# CPU Kernels 2D Basics - Understanding Image Processing Operations
This notebook demonstrates how image operations work pixel by pixel.

Each operation inside the nested loops is a "kernel" - the core computation that will later be parallelised on the GPU.

In 2D, we have rows (y-axis) and columns (x-axis).

On GPU: **col = threadIdx.x**, **row = threadIdx.y**

In [None]:
import numpy as np
import matplotlib.pyplot as plt

## Create Test Image

In [None]:
# create a small test image with a gradient pattern
rows, cols = 6, 8
test_image = np.zeros((rows, cols), dtype=np.float32)

# fill with gradient values
for r in range(rows):
    for c in range(cols):
        test_image[r, c] = r * 10 + c

print(f"Test image ({rows}×{cols}):")
print(test_image)

fig, ax = plt.subplots()
im = ax.matshow(test_image, cmap='gray', vmin=0, vmax=255)
plt.colorbar(im, ax=ax, fraction=0.046)

## Pixel-wise Operations
### Method 1: Using NumPy
NumPy hides the nested loops.

In [None]:
# numpy does this operation on every pixel automatically
numpy_result = test_image * 2 + 5
print(f"Result (NumPy):")
print(numpy_result)

fig, ax = plt.subplots()
im = ax.matshow(numpy_result, cmap='gray', vmin=0, vmax=255)
plt.colorbar(im, ax=ax, fraction=0.046)

### Method 2: Explicit nested loops
This demonstrates the concept of a 2D kernel.

In [None]:
def kernel_transform_2d(input_array, scale, offset):
    """Transform each pixel: output = input * scale + offset."""
    num_rows, num_cols = input_array.shape
    output_array = np.zeros((num_rows, num_cols), dtype=np.float32)
    
    # these nested loops will become 2D thread indices on gpu
    for row in range(num_rows):  # gpu: threadIdx.y + blockIdx.y * blockDim.y
        for col in range(num_cols):  # gpu: threadIdx.x + blockIdx.x * blockDim.x
            # the kernel: what each thread does independently
            output_array[row, col] = input_array[row, col] * scale + offset
    
    return output_array

In [None]:
loop_result = kernel_transform_2d(test_image, scale=2, offset=5)
print(f"Result (explicit loops):")
print(loop_result)

# verify both methods give same result
print(f"\nResults match: {np.allclose(numpy_result, loop_result)}")

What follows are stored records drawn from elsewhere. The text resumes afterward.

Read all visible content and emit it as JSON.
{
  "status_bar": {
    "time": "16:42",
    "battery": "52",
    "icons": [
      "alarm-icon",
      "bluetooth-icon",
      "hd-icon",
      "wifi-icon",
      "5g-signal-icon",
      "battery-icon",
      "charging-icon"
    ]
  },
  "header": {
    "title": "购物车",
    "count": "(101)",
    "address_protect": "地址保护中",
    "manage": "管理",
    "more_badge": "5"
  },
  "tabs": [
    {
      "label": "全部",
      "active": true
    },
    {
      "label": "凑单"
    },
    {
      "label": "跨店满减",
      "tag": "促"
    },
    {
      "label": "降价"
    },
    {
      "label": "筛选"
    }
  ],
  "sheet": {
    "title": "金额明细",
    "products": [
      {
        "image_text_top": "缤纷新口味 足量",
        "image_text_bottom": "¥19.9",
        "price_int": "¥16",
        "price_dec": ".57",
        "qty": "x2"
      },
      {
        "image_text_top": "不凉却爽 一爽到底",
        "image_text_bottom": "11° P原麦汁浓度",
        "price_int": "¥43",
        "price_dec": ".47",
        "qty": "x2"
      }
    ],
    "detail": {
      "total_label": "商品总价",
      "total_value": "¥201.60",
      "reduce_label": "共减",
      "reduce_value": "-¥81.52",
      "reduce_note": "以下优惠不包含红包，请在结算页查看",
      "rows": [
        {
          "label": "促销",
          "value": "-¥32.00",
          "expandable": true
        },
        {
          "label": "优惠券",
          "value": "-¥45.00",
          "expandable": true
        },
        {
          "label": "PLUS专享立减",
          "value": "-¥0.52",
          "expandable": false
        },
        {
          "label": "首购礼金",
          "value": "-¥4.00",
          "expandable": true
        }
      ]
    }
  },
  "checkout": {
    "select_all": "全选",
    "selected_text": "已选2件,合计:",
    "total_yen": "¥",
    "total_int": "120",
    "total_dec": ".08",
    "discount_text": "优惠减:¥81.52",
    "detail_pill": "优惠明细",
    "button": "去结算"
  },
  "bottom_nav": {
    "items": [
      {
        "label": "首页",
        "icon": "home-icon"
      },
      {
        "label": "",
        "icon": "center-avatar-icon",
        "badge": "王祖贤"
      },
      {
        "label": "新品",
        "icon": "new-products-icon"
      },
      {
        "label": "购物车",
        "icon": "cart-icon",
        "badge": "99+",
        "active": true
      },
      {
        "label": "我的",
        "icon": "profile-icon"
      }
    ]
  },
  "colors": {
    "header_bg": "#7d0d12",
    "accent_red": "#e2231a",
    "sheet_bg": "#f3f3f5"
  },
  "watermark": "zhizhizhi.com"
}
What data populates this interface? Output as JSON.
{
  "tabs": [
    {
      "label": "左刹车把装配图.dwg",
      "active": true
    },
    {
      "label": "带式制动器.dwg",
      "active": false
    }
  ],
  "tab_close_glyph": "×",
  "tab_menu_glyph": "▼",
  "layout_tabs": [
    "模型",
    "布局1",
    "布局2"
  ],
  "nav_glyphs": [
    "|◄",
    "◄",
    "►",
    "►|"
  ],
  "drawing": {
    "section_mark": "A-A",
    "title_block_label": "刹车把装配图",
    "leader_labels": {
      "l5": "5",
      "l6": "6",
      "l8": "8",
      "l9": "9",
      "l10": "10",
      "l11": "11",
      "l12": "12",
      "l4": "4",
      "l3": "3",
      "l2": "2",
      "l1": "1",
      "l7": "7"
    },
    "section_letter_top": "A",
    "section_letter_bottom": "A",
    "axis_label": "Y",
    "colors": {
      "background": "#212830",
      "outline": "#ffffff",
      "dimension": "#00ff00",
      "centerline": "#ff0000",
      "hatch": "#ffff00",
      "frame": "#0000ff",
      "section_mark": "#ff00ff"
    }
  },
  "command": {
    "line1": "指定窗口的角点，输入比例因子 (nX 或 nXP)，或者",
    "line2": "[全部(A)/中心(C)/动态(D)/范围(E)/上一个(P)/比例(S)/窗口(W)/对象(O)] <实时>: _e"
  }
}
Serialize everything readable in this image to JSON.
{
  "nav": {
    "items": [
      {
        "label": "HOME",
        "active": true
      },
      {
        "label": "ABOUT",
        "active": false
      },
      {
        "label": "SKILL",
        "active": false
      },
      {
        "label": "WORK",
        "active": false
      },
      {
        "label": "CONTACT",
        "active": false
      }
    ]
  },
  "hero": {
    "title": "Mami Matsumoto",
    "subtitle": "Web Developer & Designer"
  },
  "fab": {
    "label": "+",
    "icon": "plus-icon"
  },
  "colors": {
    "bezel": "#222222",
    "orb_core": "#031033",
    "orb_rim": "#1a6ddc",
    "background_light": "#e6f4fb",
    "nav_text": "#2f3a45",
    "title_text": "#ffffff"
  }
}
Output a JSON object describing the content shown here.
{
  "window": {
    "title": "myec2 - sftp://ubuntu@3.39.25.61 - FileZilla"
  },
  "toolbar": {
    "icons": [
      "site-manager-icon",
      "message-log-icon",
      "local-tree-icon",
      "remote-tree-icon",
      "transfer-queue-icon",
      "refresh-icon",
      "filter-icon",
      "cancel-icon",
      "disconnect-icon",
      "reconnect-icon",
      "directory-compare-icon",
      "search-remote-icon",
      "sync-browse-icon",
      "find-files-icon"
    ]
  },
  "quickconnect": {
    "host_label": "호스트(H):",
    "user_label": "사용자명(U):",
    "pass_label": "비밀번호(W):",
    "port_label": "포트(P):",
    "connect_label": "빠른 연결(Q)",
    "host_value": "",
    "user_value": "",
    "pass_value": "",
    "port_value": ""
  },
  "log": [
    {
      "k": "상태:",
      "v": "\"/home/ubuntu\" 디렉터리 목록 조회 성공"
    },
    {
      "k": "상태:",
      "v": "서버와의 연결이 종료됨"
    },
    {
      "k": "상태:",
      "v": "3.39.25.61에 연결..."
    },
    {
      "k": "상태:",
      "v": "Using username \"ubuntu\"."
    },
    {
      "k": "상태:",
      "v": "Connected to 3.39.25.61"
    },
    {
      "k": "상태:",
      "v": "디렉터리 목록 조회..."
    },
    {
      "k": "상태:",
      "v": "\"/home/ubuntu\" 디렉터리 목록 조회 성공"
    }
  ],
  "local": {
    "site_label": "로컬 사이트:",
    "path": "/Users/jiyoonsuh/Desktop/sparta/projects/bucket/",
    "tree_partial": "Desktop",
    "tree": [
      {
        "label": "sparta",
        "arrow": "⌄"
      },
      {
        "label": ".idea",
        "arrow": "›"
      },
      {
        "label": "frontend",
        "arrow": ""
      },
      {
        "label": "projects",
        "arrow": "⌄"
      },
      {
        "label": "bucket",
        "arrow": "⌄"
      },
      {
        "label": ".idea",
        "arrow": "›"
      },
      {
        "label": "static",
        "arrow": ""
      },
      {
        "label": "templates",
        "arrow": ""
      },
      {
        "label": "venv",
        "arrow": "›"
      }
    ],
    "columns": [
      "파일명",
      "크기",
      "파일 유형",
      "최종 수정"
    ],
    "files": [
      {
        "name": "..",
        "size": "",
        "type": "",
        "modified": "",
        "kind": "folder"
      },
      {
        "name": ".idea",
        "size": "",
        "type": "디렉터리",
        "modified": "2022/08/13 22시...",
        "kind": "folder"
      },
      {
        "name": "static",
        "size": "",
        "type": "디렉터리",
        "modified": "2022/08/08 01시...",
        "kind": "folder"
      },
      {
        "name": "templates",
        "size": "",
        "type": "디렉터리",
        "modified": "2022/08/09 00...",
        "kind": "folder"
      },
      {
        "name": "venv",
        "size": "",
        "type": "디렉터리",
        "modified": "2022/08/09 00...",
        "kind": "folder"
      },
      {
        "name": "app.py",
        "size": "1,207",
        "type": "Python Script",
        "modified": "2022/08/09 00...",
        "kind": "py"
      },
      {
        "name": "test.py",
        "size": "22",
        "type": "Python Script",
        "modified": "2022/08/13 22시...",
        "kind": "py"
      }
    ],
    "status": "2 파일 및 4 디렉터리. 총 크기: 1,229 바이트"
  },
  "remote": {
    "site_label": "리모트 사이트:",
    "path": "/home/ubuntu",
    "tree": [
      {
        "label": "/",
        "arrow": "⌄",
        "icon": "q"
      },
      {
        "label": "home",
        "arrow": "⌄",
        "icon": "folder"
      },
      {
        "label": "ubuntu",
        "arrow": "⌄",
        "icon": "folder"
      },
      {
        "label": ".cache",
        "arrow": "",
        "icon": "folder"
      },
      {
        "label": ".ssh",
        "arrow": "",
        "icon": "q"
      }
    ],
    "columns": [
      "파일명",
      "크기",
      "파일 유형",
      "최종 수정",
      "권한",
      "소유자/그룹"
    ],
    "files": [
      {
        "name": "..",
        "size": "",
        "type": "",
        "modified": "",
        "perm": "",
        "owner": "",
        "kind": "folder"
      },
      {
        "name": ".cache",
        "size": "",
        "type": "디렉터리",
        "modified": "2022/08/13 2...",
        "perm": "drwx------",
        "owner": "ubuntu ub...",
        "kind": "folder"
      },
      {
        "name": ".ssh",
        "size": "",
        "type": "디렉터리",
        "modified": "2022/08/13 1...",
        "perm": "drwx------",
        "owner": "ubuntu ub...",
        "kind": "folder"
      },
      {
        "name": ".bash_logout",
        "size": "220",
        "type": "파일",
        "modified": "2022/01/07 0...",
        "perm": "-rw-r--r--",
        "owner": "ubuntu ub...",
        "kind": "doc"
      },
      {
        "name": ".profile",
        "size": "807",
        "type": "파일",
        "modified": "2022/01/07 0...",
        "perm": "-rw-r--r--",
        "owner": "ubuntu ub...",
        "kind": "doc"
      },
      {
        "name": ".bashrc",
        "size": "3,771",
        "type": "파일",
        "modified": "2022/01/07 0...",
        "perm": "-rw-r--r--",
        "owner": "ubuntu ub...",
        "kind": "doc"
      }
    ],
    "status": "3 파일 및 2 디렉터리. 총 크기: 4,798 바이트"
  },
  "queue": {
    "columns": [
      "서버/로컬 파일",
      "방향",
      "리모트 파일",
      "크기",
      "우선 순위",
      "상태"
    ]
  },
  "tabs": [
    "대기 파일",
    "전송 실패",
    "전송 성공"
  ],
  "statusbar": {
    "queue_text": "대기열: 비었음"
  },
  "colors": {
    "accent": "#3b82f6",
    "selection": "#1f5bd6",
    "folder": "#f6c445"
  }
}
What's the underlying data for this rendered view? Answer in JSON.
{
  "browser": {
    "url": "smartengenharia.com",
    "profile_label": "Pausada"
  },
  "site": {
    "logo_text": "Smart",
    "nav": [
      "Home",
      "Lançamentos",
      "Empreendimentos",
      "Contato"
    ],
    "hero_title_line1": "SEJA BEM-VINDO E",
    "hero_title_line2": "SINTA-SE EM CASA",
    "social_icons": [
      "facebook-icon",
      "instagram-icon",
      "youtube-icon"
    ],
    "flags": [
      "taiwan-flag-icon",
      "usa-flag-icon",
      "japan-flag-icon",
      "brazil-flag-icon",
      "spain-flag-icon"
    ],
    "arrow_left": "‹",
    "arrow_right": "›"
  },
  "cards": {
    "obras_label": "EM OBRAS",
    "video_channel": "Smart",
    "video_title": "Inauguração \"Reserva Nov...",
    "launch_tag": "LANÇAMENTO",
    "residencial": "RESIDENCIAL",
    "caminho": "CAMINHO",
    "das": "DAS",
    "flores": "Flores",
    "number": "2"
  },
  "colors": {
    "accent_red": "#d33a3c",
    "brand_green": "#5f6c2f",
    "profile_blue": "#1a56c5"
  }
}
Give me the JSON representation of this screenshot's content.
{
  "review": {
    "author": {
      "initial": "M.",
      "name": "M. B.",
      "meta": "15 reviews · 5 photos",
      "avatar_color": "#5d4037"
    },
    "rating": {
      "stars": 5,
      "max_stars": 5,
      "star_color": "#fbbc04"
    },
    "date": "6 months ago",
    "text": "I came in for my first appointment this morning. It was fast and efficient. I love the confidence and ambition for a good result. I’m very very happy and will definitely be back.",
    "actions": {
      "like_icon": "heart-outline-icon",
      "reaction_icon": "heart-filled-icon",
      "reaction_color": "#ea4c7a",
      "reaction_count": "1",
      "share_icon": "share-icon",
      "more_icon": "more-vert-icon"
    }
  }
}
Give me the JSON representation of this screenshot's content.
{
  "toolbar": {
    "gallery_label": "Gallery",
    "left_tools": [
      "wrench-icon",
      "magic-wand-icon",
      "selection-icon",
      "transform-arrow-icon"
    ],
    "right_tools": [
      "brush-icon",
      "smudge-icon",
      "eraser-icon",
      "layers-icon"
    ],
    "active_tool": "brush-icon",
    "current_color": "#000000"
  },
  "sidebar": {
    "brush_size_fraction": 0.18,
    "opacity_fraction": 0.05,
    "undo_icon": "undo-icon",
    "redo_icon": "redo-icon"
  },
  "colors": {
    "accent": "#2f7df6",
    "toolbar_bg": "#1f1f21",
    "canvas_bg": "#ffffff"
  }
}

## Different Image Operations
Brightness adjustment, contrast, and thresholding.

In [None]:
def kernel_brightness_2d(input_array, brightness):
    """Add brightness to each pixel with clamping."""
    num_rows, num_cols = input_array.shape
    output_array = np.zeros((num_rows, num_cols), dtype=np.float32)
    
    for row in range(num_rows):
        for col in range(num_cols):
            # kernel: brightness adjustment with clamping
            new_value = input_array[row, col] + brightness
            # clamp to valid range [0, 255]
            if new_value < 0:
                new_value = 0
            elif new_value > 255:
                new_value = 255
            output_array[row, col] = new_value
    
    return output_array

def kernel_contrast_2d(input_array, factor):
    """Adjust contrast by scaling around middle value."""
    num_rows, num_cols = input_array.shape
    output_array = np.zeros((num_rows, num_cols), dtype=np.float32)
    middle = 128.0  # assuming 8-bit image range
    
    for row in range(num_rows):
        for col in range(num_cols):
            # kernel: contrast adjustment
            output_array[row, col] = (input_array[row, col] - middle) * factor + middle
    
    return output_array

def kernel_threshold_2d(input_array, threshold):
    """Binary threshold - set to 255 if above threshold, 0 otherwise."""
    num_rows, num_cols = input_array.shape
    output_array = np.zeros((num_rows, num_cols), dtype=np.float32)
    
    for row in range(num_rows):
        for col in range(num_cols):
            # kernel: threshold operation
            if input_array[row, col] > threshold:
                output_array[row, col] = 255.0
            else:
                output_array[row, col] = 0.0
    
    return output_array

In [None]:
# create a larger test image for better visualisation
rng = np.random.default_rng()
larger_image = rng.integers(low=0, high=100, size=(8, 10)).astype(np.float32)

# apply different kernels
brightened = kernel_brightness_2d(larger_image, 50)
contrasted = kernel_contrast_2d(larger_image, 1.5)
thresholded = kernel_threshold_2d(larger_image, 50)

# visualise results
fig, ax = plt.subplots(2, 2, figsize=(10, 8))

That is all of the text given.